Bien que la piraterie maritime se soit éloignée des eaux de la Corne de l'Afrique pour s'ancrer davantage dans le golfe de Guinée, cette partie du continent demeure également très instable : au Kenya, comme en Somalie, le poison des islamistes (Chabab) agit encore, fragilisant l’édifice politico-institutionnel. C’est aussi le cas dans le nord-est du Nigeria, où la secte Boko Haram – nom qui signifie « l’éducation occidentale est un péché » – sème la terreur. En République démocratique du Congo, le pouvoir de Kinshasa doit toujours composer avec une situation instable dans l’est et le sud-est, notamment dans la riche province minière du Katanga, où la milice sécessionniste Bakata Katanga harcèle l’armée régulière.
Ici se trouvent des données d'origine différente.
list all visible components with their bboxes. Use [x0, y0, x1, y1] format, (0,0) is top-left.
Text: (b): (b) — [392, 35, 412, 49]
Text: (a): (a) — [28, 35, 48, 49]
Quant au Maghreb, de la Mauritanie à la Libye, où le pouvoir central est confronté à une vaste mosaïque de revendications politiques (Amazigh, Berbères, Toubou, Touareg, fédéralistes) et à la main noire des salafistes/djihadistes, il n’offre guère de perspectives réconfortantes.

 

Seule réelle lueur d’espoir dans un monde arabo-musulman guetté par l’obscurité : la Tunisie. Sans doute échaudés par l’insuccès et les malheurs des Frères musulmans égyptiens, les islamistes d’Ennahda ont d’eux-mêmes abandonné, le 9 janvier, tous les postes ministériels qu’ils détenaient dans le gouvernement de coalition. Accès de pragmatisme ou calcul politique en vue des futures échéances électorales ? Probablement un peu des deux. Trois ans après la chute de la dictature de Zine El-Abidine Ben Ali, le pays du jasmin exhale un parfum salutaire de renouveau, même si le contexte économique et social reste tendu. Son apprentissage démocratique se fait pas à pas, de manière encourageante : l'opposition se construit et les langues se délient sur les réseaux sociaux. Surtout, une nouvelle Constitution plus ouverte se dessine (abandon de la référence à la charia, la loi islamique ; préservation de la liberté de conscience et du libre exercice des cultes ; égalité des citoyens et des citoyennes devant la loi). De quoi garder tout de même quelques raisons de résister aux sirènes des Cassandre.